Idealne rzęsy w kilku krokach
Dodają spojrzeniu wyrazistości, a nam pewności siebie. Podkreślone tuszem rzęsy to dla wielu kobiet niezbędne wykończenie codziennego makijażu. Aby spełniły jednak swą rolę i zamiast nas oszpecić, upiększyły, musimy zadbać o odpowiednią aplikację kosmetyku.
Tusz do rzęs nie bez przyczyny stanowi jeden z niezbędnych elementów naszych kosmetyczek. Większość kobiet - nawet tych, które na co dzień stronią od mocnego upiększania twarzy za pomocą kolorowych kosmetyków - zgodzi się zapewne, że makijaż, choćby oszczędny, bez wytuszowanych rzęs nie jest kompletny. Odpowiednio podkreślone rzęsy natychmiast dodają wszak spojrzeniu wyrazistości, sprawiając, że czujemy się "gotowe" do wyjścia.
Stosowanie go może jednak nastręczać mnóstwa problemów, takich jak nieoczekiwane zbrylenie czy rozmazywanie, co bywa szczególnie uciążliwe wówczas, gdy na wykonanie makijażu jesteśmy w stanie poświęcić jedynie krótką chwilę. Istnieją na szczęście sposoby na to, by rzęsy po użyciu mascary wyglądały nieskazitelnie. Jednym z nich jest używanie zalotki.
"Największym błędem, jaki popełniają kobiety, jest niepodkręcanie rzęs. Moim zdaniem robi to olbrzymią różnicę. Zazwyczaj używam zalotki naciskając rzęsy delikatnie z przodu, na środku, a następnie u nasady. Wówczas otrzymuję idealny kształt" - instruuje Erin Parsons, ekspertka Maybelline, która regularnie współpracuje z Gigi Hadid.
Parsons dodaje, że jedną z jej złotych zasad malowania rzęs jest pozostawienie jednej warstwy tuszu do wyschnięcia przed nałożeniem kolejnej. "Najpierw podkręcam rzęsy, nakładam powoli tusz i pozostawiam go do wyschnięcia. Jeśli rzęsy opadną, znów je delikatnie podkręcam i nakładam kolejną warstwę tuszu, a następnie przeczesuję. Powtarzam ten schemat kilkakrotnie, w zależności od tego, jak długie rzęsy chcę zyskać" - wyjaśnia.
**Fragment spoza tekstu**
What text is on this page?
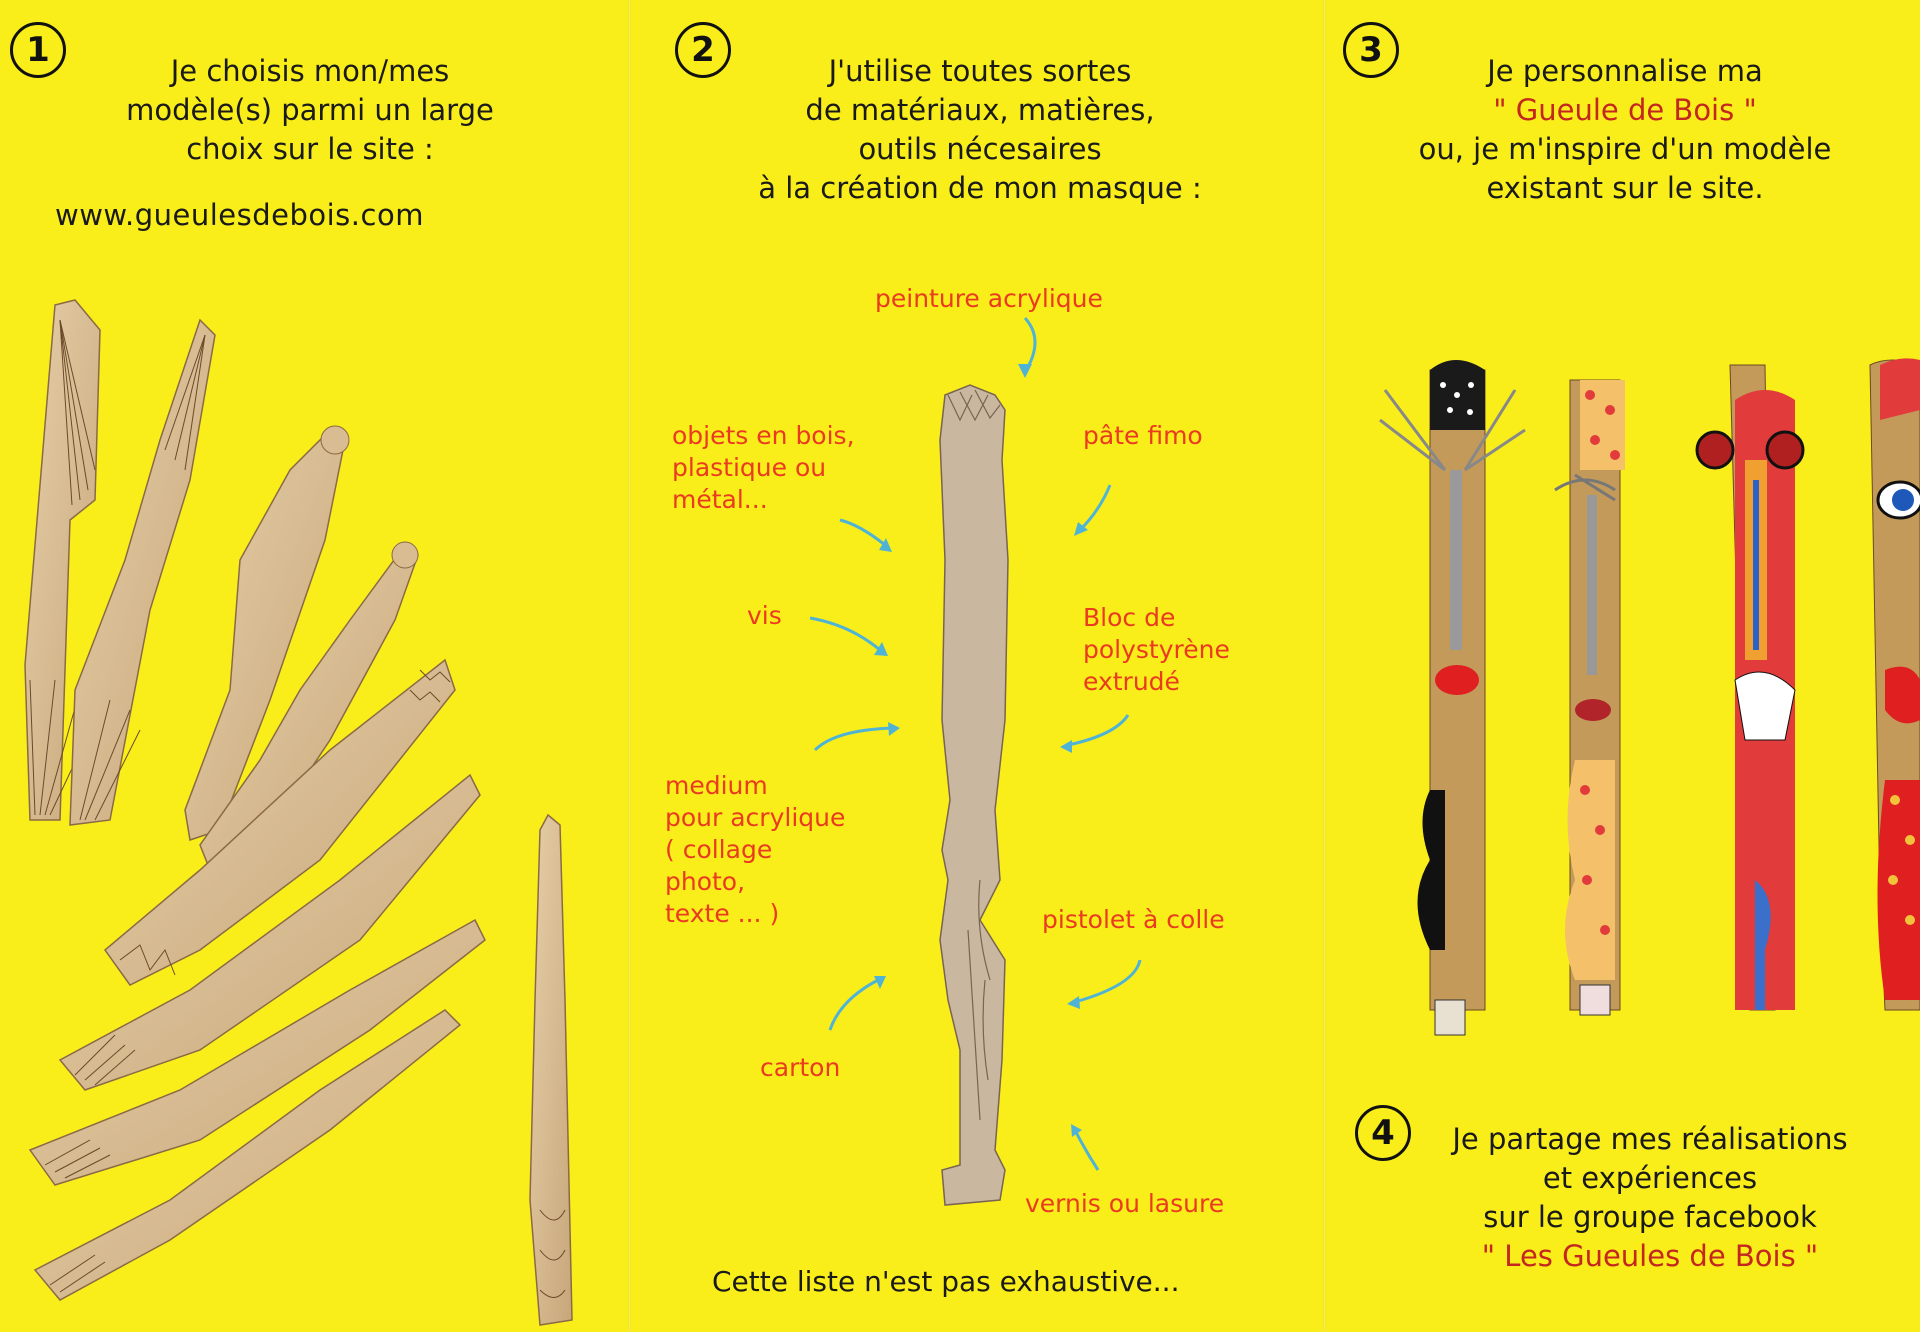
1
Je choisis mon/mes
modèle(s) parmi un large
choix sur le site :
www.gueulesdebois.com
2
J'utilise toutes sortes
de matériaux, matières,
outils nécesaires
à la création de mon masque :
peinture acrylique
objets en bois,
plastique ou
métal...
pâte fimo
vis	Bloc de
polystyrène
extrudé
medium
pour acrylique
( collage
photo,
texte ... )	pistolet à colle
carton
vernis ou lasure
Cette liste n'est pas exhaustive...
3
Je personnalise ma
" Gueule de Bois "
ou, je m'inspire d'un modèle
existant sur le site.
4	Je partage mes réalisations
et expériences
sur le groupe facebook
" Les Gueules de Bois "
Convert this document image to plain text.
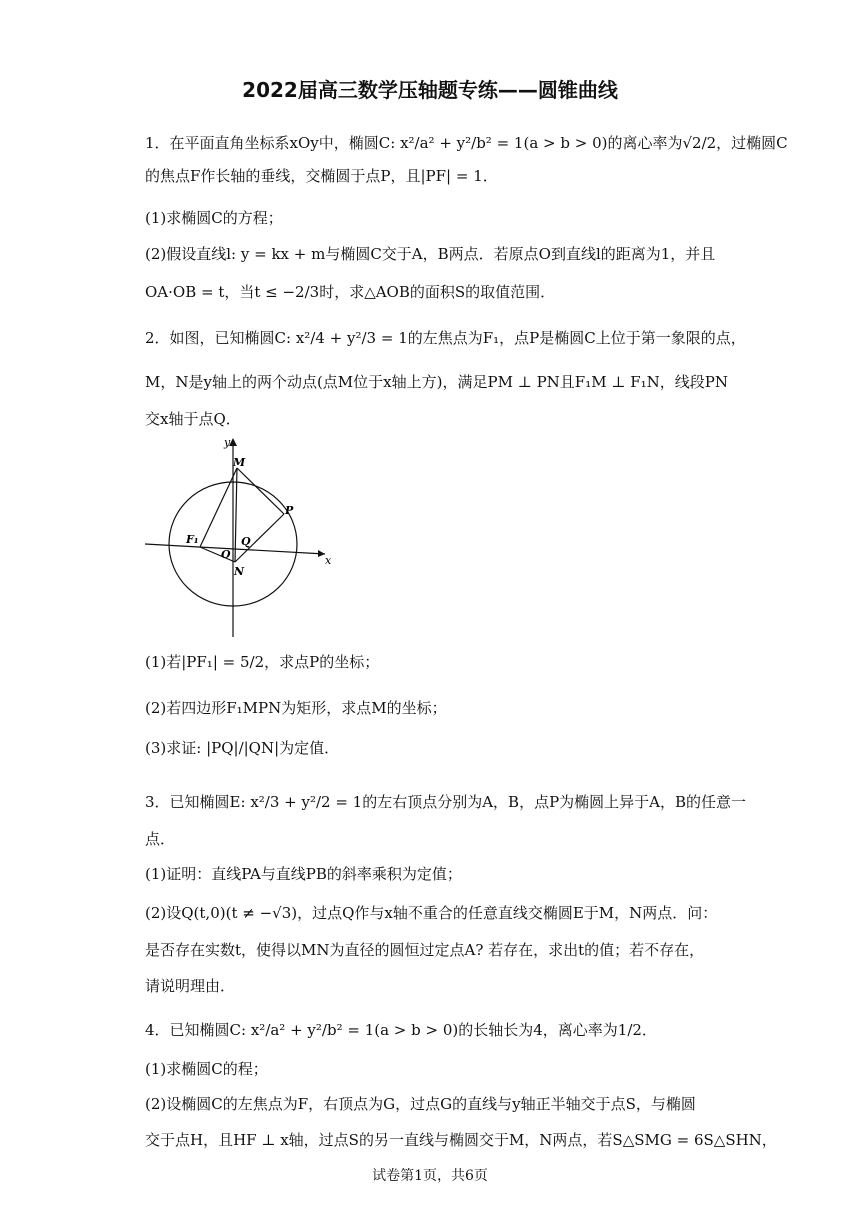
2022届高三数学压轴题专练——圆锥曲线
1．在平面直角坐标系xOy中，椭圆C: x²/a² + y²/b² = 1(a > b > 0)的离心率为√2/2，过椭圆C
的焦点F作长轴的垂线，交椭圆于点P，且|PF| = 1．
(1)求椭圆C的方程；
(2)假设直线l: y = kx + m与椭圆C交于A，B两点．若原点O到直线l的距离为1，并且
OA·OB = t，当t ≤ −2/3时，求△AOB的面积S的取值范围．
2．如图，已知椭圆C: x²/4 + y²/3 = 1的左焦点为F₁，点P是椭圆C上位于第一象限的点，
M，N是y轴上的两个动点(点M位于x轴上方)，满足PM ⊥ PN且F₁M ⊥ F₁N，线段PN
交x轴于点Q．
y
x
M
P
F₁	Q
O
N
(1)若|PF₁| = 5/2，求点P的坐标；
(2)若四边形F₁MPN为矩形，求点M的坐标；
(3)求证: |PQ|/|QN|为定值．
3．已知椭圆E: x²/3 + y²/2 = 1的左右顶点分别为A，B，点P为椭圆上异于A，B的任意一
点．
(1)证明：直线PA与直线PB的斜率乘积为定值；
(2)设Q(t,0)(t ≠ −√3)，过点Q作与x轴不重合的任意直线交椭圆E于M，N两点．问：
是否存在实数t，使得以MN为直径的圆恒过定点A? 若存在，求出t的值；若不存在，
请说明理由．
4．已知椭圆C: x²/a² + y²/b² = 1(a > b > 0)的长轴长为4，离心率为1/2．
(1)求椭圆C的程；
(2)设椭圆C的左焦点为F，右顶点为G，过点G的直线与y轴正半轴交于点S，与椭圆
交于点H，且HF ⊥ x轴，过点S的另一直线与椭圆交于M，N两点，若S△SMG = 6S△SHN，
试卷第1页，共6页
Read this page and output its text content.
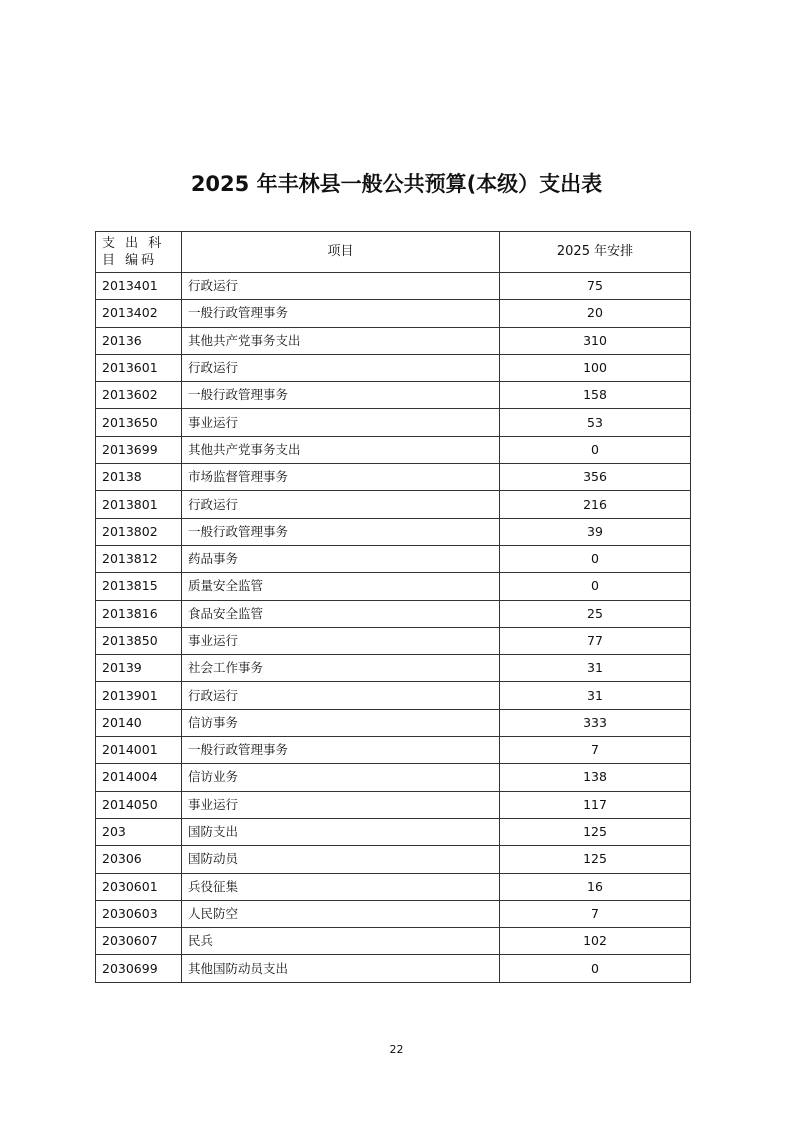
2025 年丰林县一般公共预算(本级）支出表
支 出 科 目 编码	项目	2025 年安排
2013401	行政运行	75
2013402	一般行政管理事务	20
20136	其他共产党事务支出	310
2013601	行政运行	100
2013602	一般行政管理事务	158
2013650	事业运行	53
2013699	其他共产党事务支出	0
20138	市场监督管理事务	356
2013801	行政运行	216
2013802	一般行政管理事务	39
2013812	药品事务	0
2013815	质量安全监管	0
2013816	食品安全监管	25
2013850	事业运行	77
20139	社会工作事务	31
2013901	行政运行	31
20140	信访事务	333
2014001	一般行政管理事务	7
2014004	信访业务	138
2014050	事业运行	117
203	国防支出	125
20306	国防动员	125
2030601	兵役征集	16
2030603	人民防空	7
2030607	民兵	102
2030699	其他国防动员支出	0
22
Parsons zdradza, że podczas pracy z gwiazdami tuż przed ich pojawieniem się na czerwonym dywanie, zdarza jej się celowo pomijać tuszowanie dolnych rzęs. "Uważam, że wygląda to bardzo elegancko i szykownie. A ponadto jest praktyczne - malowanie dolnych rzęs grozi dostaniem się mascary do korektora, co skutkuje nieestetycznymi rozmazywaniem się kosmetyku" - zaznacza ekspertka.
Jej ostatnia rada dotyczy aplikacji sztucznych rzęs. "Używam ich tylko wówczas, gdy chcę uzyskać naprawdę spektakularny efekt. Jeśli zależy nam na doklejeniu sztucznych rzęs, zadbajmy najpierw, by nasze naturalne rzęsy wyglądały perfekcyjnie. Następnie ustalmy, czy są luki, które chcemy wypełnić i doklejmy w tych newralgicznych miejscach pojedyncze kępki. Będzie to wyglądać efektownie, ale nie sztucznie" - tłumaczy Parsons.
Tusz do rzęs do dla wielu kobiet uniwersalny kosmetyk, bez którego nie wyobrażają sobie codziennego, nawet najbardziej dyskretnego makijażu. Aby jednak faktycznie dodał on nam animuszu, warto poświęcić chwilę na jego właściwą aplikację. Idealnie podkreślone rzęsy to wszak gwarancja wyrazistego i świeżego spojrzenia, które nie wymaga dodatkowych upiększeń.